I turn on this song, close my eyes, and see it. I see you, standing there, pulling me out of bed- giving me a memory that I cherish preciously.
Our last night together.
I was exhausted, painfully exhausted from another year of Adopt a Classroom. You tucked me in for a nap that afternoon and went back to your place to take a nap and hang out with your big brother. You told me you would be back in a few hours for dinner and to leave my balcony unlocked.
As I woke up from my nap, I began to grow weary, sad, and scared. The next day, we would say goodbye to each other for 10 days and I was dreading it. I hated saying goodbye to you, I wasn’t good at goodbyes, I wasn’t good at being apart from you.
I was always told you that when you would leave for a basketball trip that I was scared it would be the last time I saw you. I would shed a few tears, you would wipe them off my face, and promise me that you weren’t going anywhere.
People probably think that’s crazy, that I’m crazy. They probably think that I should be okay being apart for a few days, that crying from being away from you is ridiculous. People think that, but you never did.
As I laid there waiting for you to climb up my balcony, my heart began to skip and race as I heard the shuffling of chairs outside. I heard your feet hit the roof as you jumped and pulled yourself up. I heard you climb over the rail, and as I pretended to be asleep so you would crawl into bed with me, I felt a smile form on my face. I felt anxious, knowing you were walking in.
As you walked in the door, you walked over to my side of the bed, you gently “woke” me up, and you said “Babe, come here.”
I looked at you and said, “Babe, I just woke up, come cuddle with me.”

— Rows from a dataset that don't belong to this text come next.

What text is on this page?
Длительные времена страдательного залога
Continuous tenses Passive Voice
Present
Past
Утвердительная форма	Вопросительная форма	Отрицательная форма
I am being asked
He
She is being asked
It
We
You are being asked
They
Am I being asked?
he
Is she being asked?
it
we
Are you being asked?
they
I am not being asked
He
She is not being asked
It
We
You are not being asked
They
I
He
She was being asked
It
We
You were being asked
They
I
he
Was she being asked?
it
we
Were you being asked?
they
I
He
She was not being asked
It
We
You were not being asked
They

You grabbed your phone and as I got impatient waiting for you to get off of it, you played this song. You grabbed my hand again and said,
“Babe, will you dance with me?”
I looked at you like you were crazy, and you said, “Babe, please,”
As I got up and lifted my feet on top of yours, I felt you pull me close, I felt you kiss me, and said,
“Babe, I promise I will always be here, I will look after you.”
“This song is from me to you and I know the next 10 days are going to be hard, but we can do this- you are stronger then you know.”
As I stood there in silence, my head on your chest, I looked out my window- I saw the white Christmas lights draped around my balcony and I thought to myself that I am so in love with this man.
After we danced for a few more songs, we grabbed dinner and went back to your place with your brother. We watched Gone Girl, had some wine, and you asked me to put my computer away, to put Charleston Hope away, and to just spend time with the two of you.
Babe I’m so glad I listened to you.
That night, we fell asleep on the couch draped in each others arms. You woke up in the middle of the night, kissed my head, and said,
“Babe, go to my bed, I’ll sleep here.”
I cuddled up to you, laid my head on your chest, and said,
“I don’t want to go anywhere, its our last night for awhile, just hold me.”
And you did. All night.
The next morning your car was broken and you had to stay until the end of the day. As the three of us grabbed breakfast- we took our last selfie together, I’m not sure why we chose to take a selfie, or where David was, but..
Babe, I’m so glad we did.
After I went to work, we met up for dinner. David and I got chicken and you went next door to get pizza. Your brother and I made small talk, both looking out the window, waiting for you to get back.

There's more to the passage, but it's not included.